Muslims residing in a non-Muslim country have only one of two options-either they live there in total obedience to the law of the land, or, in the case of disagreement, they leave the country without public protest or demonstration. The third option, remaining in residence there, but flouting the law is non-Islamic conduct and legally untenable. Those who favor this third alternative are criminals according to Islamic principles, and will certainly merit God's punishment in the Hereafter. If, as a result of legal infringement, a clash with the system ensues, this will not fall into the category of defence, but will be considered a criminal act. In such matters, the Shari'ah ordains that Muslims end the conflict by unilateral surrender, rather than call it defense and continue to combat the system.
In short, true Islamic activism is only that which is achieved through da'wah and carried out in the names da'wah.

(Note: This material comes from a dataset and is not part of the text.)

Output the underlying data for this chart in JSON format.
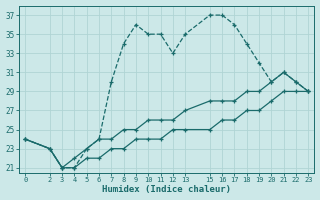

The only struggle, which deserves divine succor, is one, which is peaceful and conducted in true da'wah style. No struggle carried on in any other manner can be crowned with success in this world of God, even if it goes by the name of Islamic, or Qur'anic activism.
According to the Qur'an, the true mission of Muslims is to be witnesses to the truth. Those who rise to this task will be entitled to divine succour. When God Himself has linked success and succor to da'wah and bearing testimony, how can the Islamic mission be achieved in any other way? It must be remembered that God comes to the assistance of those who tread the path of God-a unique path of struggle based on the principle of da'wah.

If an individual feels that the system of an established government is not to his liking, and he does not even want to engage in peaceful da'wah work, he may opt, in the light of the Shar'iah, not for jihad but for hijrah-emigration. It is impermissible for him to make his dislike for the system an excuse for attacking it. What he must do instead is separate himself, as far as possible, from that system. 

There are two forms of this separation or Hijrah. One is emigration in terms of leaving the place. The other is emigration in terms of moving from one arena to another. The latter entails removing oneself from the field of politics and committing oneself to non-political pursuits, while the former means leaving the country altogether and settling elsewhere.